The month John Lennon was murdered my grandmother also died, these two losses the first I'd feel keenly, though each grief originated from a very different source. My family visited my mom's parents in the small town of Coldwater, in western Ohio, for a week each summer, trips I cherished, yet I felt as if I knew John better, or was closer to him, anyway. My immersion in the family copies of the "Red" and "Blue" albums affected me as profoundly as any expression of intimate family love. When my grandmother died, my mom wept openly on her bed, among the first displays of unbridled emotion I'd seen her surrender to; after Lennon was murdered, I gathered in my sister's bedroom with one of my brothers, the three of us wet-eyed and stunned into silent disbelief.

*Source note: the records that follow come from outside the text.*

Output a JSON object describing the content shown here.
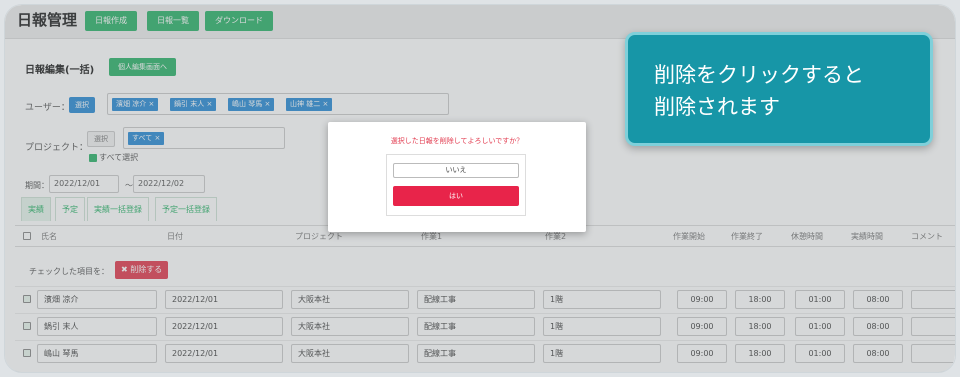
{
  "header": {
    "title": "日報管理",
    "nav": [
      "日報作成",
      "日報一覧",
      "ダウンロード"
    ]
  },
  "section": {
    "title": "日報編集(一括)",
    "individual_button": "個人編集画面へ"
  },
  "user_filter": {
    "label": "ユーザー：",
    "select_button": "選択",
    "tags": [
      "濱畑 凉介",
      "鍋引 末人",
      "嶋山 琴馬",
      "山神 雄二"
    ]
  },
  "project_filter": {
    "label": "プロジェクト：",
    "select_button": "選択",
    "tags": [
      "すべて"
    ],
    "select_all_label": "すべて選択"
  },
  "period": {
    "label": "期間：",
    "from": "2022/12/01",
    "separator": "〜",
    "to": "2022/12/02"
  },
  "tabs": [
    "実績",
    "予定",
    "実績一括登録",
    "予定一括登録"
  ],
  "table": {
    "columns": [
      "氏名",
      "日付",
      "プロジェクト",
      "作業1",
      "作業2",
      "作業開始",
      "作業終了",
      "休憩時間",
      "実績時間",
      "コメント"
    ],
    "bulk_label": "チェックした項目を：",
    "delete_button": "削除する",
    "rows": [
      {
        "name": "濱畑 凉介",
        "date": "2022/12/01",
        "project": "大阪本社",
        "work1": "配線工事",
        "work2": "1階",
        "start": "09:00",
        "end": "18:00",
        "break": "01:00",
        "actual": "08:00"
      },
      {
        "name": "鍋引 末人",
        "date": "2022/12/01",
        "project": "大阪本社",
        "work1": "配線工事",
        "work2": "1階",
        "start": "09:00",
        "end": "18:00",
        "break": "01:00",
        "actual": "08:00"
      },
      {
        "name": "嶋山 琴馬",
        "date": "2022/12/01",
        "project": "大阪本社",
        "work1": "配線工事",
        "work2": "1階",
        "start": "09:00",
        "end": "18:00",
        "break": "01:00",
        "actual": "08:00"
      }
    ]
  },
  "modal": {
    "message": "選択した日報を削除してよろしいですか？",
    "no_button": "いいえ",
    "yes_button": "はい"
  },
  "callout": {
    "text": "削除をクリックすると\n削除されます"
  },
  "colors": {
    "accent_green": "#2db46a",
    "tag_blue": "#2a8bd6",
    "danger_red": "#e8244a",
    "callout_teal": "#1796a7"
  }
}
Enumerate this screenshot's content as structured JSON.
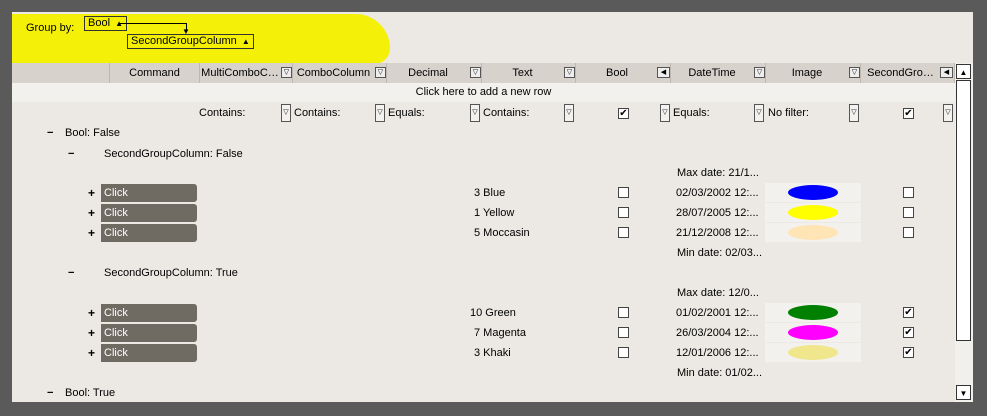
{
  "group_panel": {
    "label": "Group by:",
    "chips": [
      {
        "label": "Bool",
        "sort": "▲"
      },
      {
        "label": "SecondGroupColumn",
        "sort": "▲"
      }
    ]
  },
  "columns": [
    {
      "label": "Command",
      "filter_icon": "▽"
    },
    {
      "label": "MultiComboC…",
      "filter_icon": "▽"
    },
    {
      "label": "ComboColumn",
      "filter_icon": "▽"
    },
    {
      "label": "Decimal",
      "filter_icon": "▽"
    },
    {
      "label": "Text",
      "filter_icon": "▽"
    },
    {
      "label": "Bool",
      "filter_icon": "◀▽"
    },
    {
      "label": "DateTime",
      "filter_icon": "▽"
    },
    {
      "label": "Image",
      "filter_icon": "▽"
    },
    {
      "label": "SecondGro…",
      "filter_icon": "◀▽"
    }
  ],
  "add_row_text": "Click here to add a new row",
  "filter_row": {
    "multicombo": "Contains:",
    "combo": "Contains:",
    "decimal": "Equals:",
    "text": "Contains:",
    "bool_checked": true,
    "datetime": "Equals:",
    "image": "No filter:",
    "second_checked": true
  },
  "groups": {
    "bool_false": {
      "expander": "−",
      "label": "Bool: False"
    },
    "bool_true": {
      "expander": "−",
      "label": "Bool: True"
    },
    "second_false": {
      "expander": "−",
      "label": "SecondGroupColumn: False"
    },
    "second_true": {
      "expander": "−",
      "label": "SecondGroupColumn: True"
    }
  },
  "section_false": {
    "max_date": "Max date: 21/1...",
    "min_date": "Min date: 02/03...",
    "rows": [
      {
        "expander": "+",
        "command": "Click",
        "text": "3 Blue",
        "bool": false,
        "datetime": "02/03/2002  12:...",
        "color": "#0000ff",
        "second": false
      },
      {
        "expander": "+",
        "command": "Click",
        "text": "1 Yellow",
        "bool": false,
        "datetime": "28/07/2005  12:...",
        "color": "#ffff00",
        "second": false
      },
      {
        "expander": "+",
        "command": "Click",
        "text": "5 Moccasin",
        "bool": false,
        "datetime": "21/12/2008  12:...",
        "color": "#ffe4b5",
        "second": false
      }
    ]
  },
  "section_true": {
    "max_date": "Max date: 12/0...",
    "min_date": "Min date: 01/02...",
    "rows": [
      {
        "expander": "+",
        "command": "Click",
        "text": "10 Green",
        "bool": false,
        "datetime": "01/02/2001  12:...",
        "color": "#008000",
        "second": true
      },
      {
        "expander": "+",
        "command": "Click",
        "text": "7 Magenta",
        "bool": false,
        "datetime": "26/03/2004  12:...",
        "color": "#ff00ff",
        "second": true
      },
      {
        "expander": "+",
        "command": "Click",
        "text": "3 Khaki",
        "bool": false,
        "datetime": "12/01/2006  12:...",
        "color": "#f0e68c",
        "second": true
      }
    ]
  },
  "scrollbar": {
    "up": "▲",
    "down": "▼"
  }
}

All of those tears commingle now in memory as my first headlong descent into the strangeness of grief. Neither loss was as personal as losses would come for me later, of course. I knew my mom's mom well, and loved her, but from the reserved distance that most children choose; I didn't know Lennon personally but knew and possibly loved him as deeply as anyone, it seemed. The man who sang "There's a Place," "No Reply," "Help," "Strawberry Fields Forever," Imagine," "Watching the Wheels" was now gone, bizarrely. I learned about the shooting on the radio in my bedroom as the news interrupted the Monday Night Football game I was idly listening to, and I learned about my grandmother's death in that awful moment in my parents' bedroom, where my mom sat with her face buried in her hands. In the following weeks I wordlessly pieced together how I was supposed to feel. One thing was oddly clear to me and that was that my response to Lennon's death was as sharp as my response to my grandmother's, one person I knew personally, one I didn't. What should have been a wide gap between my reactions was in fact uncomfortably narrow, and if you'd asked me in the months that followed which death was harder for me, I'd have answered you honestly only after I was sure that my mom was out of earshot. In retrospect, this is unsurprising: as a teenager I didn't know how to deal with intimate family loss, a rawly grieving mom, the profound weight of generations, but I knew how to deal with the loss of beloved if distant pop music figure, one who gave me countless hours of pleasures. I now forgive myself for my unspoken allegiance to the memory of John Lennon over the memory of Frances Mueller. At the time it was a vivid if puzzling lesson in the irrational nature of grief.
By 1980, Lennon was an enormous figure in my life, looming as large as any friend or family member. The year before, I read, and subsequently clipped, an article in the "Style" section of the Washington Post about rumors the Beatles were going to reunite for a concert for the Vietnamese Boat People. This so-called news filled me with joy, and my friends and I thrilled to it that morning on the blacktop at St. Andrew the Apostle as we gathered to file in to classes. By this time I knew Beatles songs, and many Lennon solo songs, by heart, their lessons as potent and valuable as any I'd learn in school, in church, or around the family dinner table. After Lennon's death, as we all remember, his songs were everywhere, what my older brother's friend cynically (and correctly) dubbed "The Dead Lennon Factor" sending Double Fantasy up the charts. The tinkling of the bell at the start of the suddenly ubiquitous "(Just Like) Starting Over"—the irony of the title obvious to me, though I didn't know that word yet—now tolled for the onset of something other than a a pop song: the arrival of death and grief, personal and cultural, and the start of adulthood, or anyway my fumbling attempts at describing it.